PW: I’m from the South Bronx. I grew up in a rough neighborhood. A lot of the things that Laura was surrounded by I could relate to in that she was much grounded and outspoken. She knew who she was and there was no changing her from that. Being from the South Bronx, you learn to be tough and how to protect yourself, but at the same time, what really helped me to make Laura human is to go into those places where I didn’t fit in, and where I hurt in the past. Where I myself felt like a pariah when people hurt me in the past and I put that into playing Laura. That was the hardest thing for me. I wanted to show her vulnerable side in that the audience would understand that she doesn’t wear her heart on her sleeve because she’s been hurt so many times in the past by being kicked out of her mom’s house and just dealing with dropping out of school and working and having financial instability and staying with her sister. She had a lot of issues that I could relate to. Plus, the human bond of wanting to be accepted and love that I could really hold on to and create the heart of Laura.
How was working with Dee Rees and Adepero Oduye?
PW: It was wonderful. Adepero is a very talented actress and pleasure to work with. We had a great chemistry due to clicking at the audition and callbacks. Dees had sent us to acting exercises in which we were sent in character to different environments (gay, straight) just to observe how do we feel, what’s going on, and how people are reacting to us as these characters. It was very interesting. Dee is very trusting and a patient director.
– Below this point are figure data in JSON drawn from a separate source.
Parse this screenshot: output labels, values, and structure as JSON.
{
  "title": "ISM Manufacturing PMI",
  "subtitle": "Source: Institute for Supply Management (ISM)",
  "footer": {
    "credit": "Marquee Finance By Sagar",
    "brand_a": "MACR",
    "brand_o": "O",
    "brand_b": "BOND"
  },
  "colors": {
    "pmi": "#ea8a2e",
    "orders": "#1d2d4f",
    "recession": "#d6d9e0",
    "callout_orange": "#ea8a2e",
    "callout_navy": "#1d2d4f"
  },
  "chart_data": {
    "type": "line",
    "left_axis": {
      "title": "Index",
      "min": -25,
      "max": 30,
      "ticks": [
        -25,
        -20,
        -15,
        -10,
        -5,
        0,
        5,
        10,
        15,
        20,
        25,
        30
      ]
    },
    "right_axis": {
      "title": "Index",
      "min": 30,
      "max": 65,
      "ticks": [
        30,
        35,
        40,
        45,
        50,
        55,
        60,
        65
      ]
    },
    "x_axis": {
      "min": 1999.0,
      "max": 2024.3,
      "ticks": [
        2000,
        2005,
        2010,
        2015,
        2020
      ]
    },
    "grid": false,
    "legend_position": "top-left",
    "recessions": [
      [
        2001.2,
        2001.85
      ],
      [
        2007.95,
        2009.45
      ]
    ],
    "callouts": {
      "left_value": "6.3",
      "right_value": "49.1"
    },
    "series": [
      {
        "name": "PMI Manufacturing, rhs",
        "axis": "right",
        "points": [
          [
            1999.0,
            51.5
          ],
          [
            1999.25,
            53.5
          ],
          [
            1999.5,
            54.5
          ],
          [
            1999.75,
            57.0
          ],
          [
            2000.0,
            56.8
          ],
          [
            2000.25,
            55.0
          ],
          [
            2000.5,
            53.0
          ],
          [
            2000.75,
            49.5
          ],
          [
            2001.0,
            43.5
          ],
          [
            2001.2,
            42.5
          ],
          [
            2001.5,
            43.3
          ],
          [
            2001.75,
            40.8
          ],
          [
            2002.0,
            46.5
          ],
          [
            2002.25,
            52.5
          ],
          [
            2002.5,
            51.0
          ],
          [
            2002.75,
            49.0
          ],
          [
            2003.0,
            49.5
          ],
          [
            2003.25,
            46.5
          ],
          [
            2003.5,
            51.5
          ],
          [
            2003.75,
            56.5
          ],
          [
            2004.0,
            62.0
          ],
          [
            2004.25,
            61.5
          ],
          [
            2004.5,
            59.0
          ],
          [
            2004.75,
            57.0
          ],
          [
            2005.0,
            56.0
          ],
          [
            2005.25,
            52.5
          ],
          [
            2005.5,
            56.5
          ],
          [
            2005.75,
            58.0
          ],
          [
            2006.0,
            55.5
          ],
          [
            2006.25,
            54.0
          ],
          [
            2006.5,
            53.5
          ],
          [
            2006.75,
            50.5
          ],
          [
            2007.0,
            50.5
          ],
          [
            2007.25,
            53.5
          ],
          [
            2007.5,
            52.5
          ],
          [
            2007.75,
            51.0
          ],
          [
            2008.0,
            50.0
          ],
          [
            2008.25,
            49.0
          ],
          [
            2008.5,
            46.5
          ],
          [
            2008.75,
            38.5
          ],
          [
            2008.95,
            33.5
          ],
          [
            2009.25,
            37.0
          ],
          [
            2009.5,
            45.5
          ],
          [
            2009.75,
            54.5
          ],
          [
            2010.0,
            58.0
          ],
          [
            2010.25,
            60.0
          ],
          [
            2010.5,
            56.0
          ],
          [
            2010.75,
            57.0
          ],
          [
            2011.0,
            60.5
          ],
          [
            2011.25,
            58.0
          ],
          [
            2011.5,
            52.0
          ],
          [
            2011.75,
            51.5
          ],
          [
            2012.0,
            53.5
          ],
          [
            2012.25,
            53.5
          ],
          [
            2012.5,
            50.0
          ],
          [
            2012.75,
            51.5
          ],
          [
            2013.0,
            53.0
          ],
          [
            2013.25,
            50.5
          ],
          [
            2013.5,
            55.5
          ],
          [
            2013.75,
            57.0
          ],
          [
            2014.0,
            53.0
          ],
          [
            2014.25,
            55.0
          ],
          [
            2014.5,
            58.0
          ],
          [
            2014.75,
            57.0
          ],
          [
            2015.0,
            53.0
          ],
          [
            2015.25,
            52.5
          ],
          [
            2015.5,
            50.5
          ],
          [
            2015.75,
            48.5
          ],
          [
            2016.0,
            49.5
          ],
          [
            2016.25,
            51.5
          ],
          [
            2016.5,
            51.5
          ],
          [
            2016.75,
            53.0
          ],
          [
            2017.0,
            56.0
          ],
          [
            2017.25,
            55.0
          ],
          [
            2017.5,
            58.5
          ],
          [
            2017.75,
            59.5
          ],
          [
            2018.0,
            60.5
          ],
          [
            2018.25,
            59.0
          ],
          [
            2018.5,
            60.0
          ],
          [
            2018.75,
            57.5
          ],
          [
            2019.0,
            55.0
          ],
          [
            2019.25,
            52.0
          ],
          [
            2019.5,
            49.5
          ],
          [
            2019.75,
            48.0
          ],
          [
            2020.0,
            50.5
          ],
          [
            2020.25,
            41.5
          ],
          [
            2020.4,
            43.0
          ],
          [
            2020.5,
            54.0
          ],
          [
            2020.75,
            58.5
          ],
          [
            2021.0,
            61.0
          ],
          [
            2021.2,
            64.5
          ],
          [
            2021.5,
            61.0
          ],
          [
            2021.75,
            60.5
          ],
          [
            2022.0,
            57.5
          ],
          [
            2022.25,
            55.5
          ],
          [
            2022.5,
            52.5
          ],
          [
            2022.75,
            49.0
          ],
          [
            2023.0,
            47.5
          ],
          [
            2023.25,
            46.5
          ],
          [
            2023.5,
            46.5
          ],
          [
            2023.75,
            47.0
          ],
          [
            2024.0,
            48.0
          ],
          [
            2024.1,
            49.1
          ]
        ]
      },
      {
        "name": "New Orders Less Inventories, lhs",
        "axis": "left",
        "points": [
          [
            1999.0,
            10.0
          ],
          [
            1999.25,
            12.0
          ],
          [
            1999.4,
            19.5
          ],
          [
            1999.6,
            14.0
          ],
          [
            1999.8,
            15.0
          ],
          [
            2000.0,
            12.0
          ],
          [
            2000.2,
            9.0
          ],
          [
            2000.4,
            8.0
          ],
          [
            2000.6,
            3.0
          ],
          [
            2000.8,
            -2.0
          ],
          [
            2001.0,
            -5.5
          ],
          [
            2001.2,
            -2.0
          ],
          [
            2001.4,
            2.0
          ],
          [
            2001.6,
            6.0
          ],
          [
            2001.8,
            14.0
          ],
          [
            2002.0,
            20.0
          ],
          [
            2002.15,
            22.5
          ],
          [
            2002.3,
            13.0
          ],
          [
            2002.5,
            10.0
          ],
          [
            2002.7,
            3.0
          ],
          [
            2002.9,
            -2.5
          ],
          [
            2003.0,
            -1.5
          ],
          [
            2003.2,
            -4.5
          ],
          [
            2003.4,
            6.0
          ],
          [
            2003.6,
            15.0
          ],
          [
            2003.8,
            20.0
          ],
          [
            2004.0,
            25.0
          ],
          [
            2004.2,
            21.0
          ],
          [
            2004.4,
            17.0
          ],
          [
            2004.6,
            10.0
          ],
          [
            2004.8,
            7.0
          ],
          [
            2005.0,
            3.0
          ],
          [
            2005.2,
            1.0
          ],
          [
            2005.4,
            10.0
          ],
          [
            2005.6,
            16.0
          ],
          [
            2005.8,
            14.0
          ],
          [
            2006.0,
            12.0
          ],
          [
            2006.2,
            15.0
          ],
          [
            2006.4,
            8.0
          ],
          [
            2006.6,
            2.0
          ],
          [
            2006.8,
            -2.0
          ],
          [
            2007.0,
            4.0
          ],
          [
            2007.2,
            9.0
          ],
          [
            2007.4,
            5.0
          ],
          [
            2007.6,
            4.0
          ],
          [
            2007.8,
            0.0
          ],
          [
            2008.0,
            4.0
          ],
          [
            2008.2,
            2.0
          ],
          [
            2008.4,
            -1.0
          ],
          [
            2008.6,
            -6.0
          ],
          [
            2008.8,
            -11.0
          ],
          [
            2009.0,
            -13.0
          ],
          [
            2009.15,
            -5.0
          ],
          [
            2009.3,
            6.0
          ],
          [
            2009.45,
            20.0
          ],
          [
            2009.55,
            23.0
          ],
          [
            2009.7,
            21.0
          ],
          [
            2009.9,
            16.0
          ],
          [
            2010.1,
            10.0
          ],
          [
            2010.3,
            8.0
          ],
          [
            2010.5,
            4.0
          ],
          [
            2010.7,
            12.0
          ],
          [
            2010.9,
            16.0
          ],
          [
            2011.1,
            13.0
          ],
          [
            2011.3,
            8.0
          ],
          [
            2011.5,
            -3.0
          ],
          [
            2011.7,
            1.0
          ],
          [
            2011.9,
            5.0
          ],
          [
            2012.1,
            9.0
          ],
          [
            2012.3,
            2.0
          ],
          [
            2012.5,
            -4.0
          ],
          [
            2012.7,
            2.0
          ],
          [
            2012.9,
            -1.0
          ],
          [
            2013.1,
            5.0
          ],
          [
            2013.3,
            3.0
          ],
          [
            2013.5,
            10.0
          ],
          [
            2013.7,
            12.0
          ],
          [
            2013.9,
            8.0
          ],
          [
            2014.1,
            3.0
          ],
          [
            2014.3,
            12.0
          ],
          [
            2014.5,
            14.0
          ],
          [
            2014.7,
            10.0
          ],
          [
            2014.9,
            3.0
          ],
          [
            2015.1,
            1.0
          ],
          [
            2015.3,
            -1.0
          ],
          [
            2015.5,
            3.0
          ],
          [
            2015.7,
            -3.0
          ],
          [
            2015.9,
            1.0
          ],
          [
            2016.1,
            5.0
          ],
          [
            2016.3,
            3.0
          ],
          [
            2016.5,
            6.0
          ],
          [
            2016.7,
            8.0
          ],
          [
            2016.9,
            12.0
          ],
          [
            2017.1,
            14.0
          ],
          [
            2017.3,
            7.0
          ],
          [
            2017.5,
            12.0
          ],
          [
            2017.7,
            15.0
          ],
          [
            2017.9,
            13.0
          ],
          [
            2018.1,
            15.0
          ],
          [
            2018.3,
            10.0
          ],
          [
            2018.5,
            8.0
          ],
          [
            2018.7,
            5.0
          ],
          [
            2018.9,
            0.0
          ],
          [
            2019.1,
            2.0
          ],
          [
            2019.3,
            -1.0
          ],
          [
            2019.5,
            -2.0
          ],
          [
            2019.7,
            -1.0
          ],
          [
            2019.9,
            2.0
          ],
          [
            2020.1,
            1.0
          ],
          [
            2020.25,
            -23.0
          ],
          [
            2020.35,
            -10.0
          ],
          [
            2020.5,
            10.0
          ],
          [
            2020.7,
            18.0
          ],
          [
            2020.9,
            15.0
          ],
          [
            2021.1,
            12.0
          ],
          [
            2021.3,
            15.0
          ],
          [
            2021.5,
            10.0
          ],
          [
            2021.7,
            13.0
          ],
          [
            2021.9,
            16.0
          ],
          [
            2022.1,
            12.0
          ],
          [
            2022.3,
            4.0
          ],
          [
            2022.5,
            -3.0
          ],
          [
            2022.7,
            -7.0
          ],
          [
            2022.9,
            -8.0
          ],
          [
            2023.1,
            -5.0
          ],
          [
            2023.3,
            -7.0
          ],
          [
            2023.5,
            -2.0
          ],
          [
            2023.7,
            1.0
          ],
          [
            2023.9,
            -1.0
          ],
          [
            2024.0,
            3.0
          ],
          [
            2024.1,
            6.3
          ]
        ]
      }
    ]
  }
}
She would allow you to do your work as much as you need to and if you needed help, she was always available. What helped me was that she wasn’t married to the script. She would plant spontaneous lines somewhere to see the reactions of how the actors would play off them. It was really brilliant that she knew down to at T what she wanted and she navigated getting that out of the actors without being on top of them hands on. She allowed you a lot of freedom. With Adepero, the nuance and subtlety that she gives you, it really grounds you and you really begin to trust yourself.
PW: It’s the best preparation. To come from a true place and find what it is that your character wants and what do they need. It’s the same logic but just scaled down for the film lens.
What’s next for you?
PW: I’m still auditioning. I just wrapped up a successful Off-Broadway production of ‘Seed,’ in which I played Rashawn Lee. That was done at the National Black Theater. I’m just promoting ‘Pariah,’ and I’m here for the ride.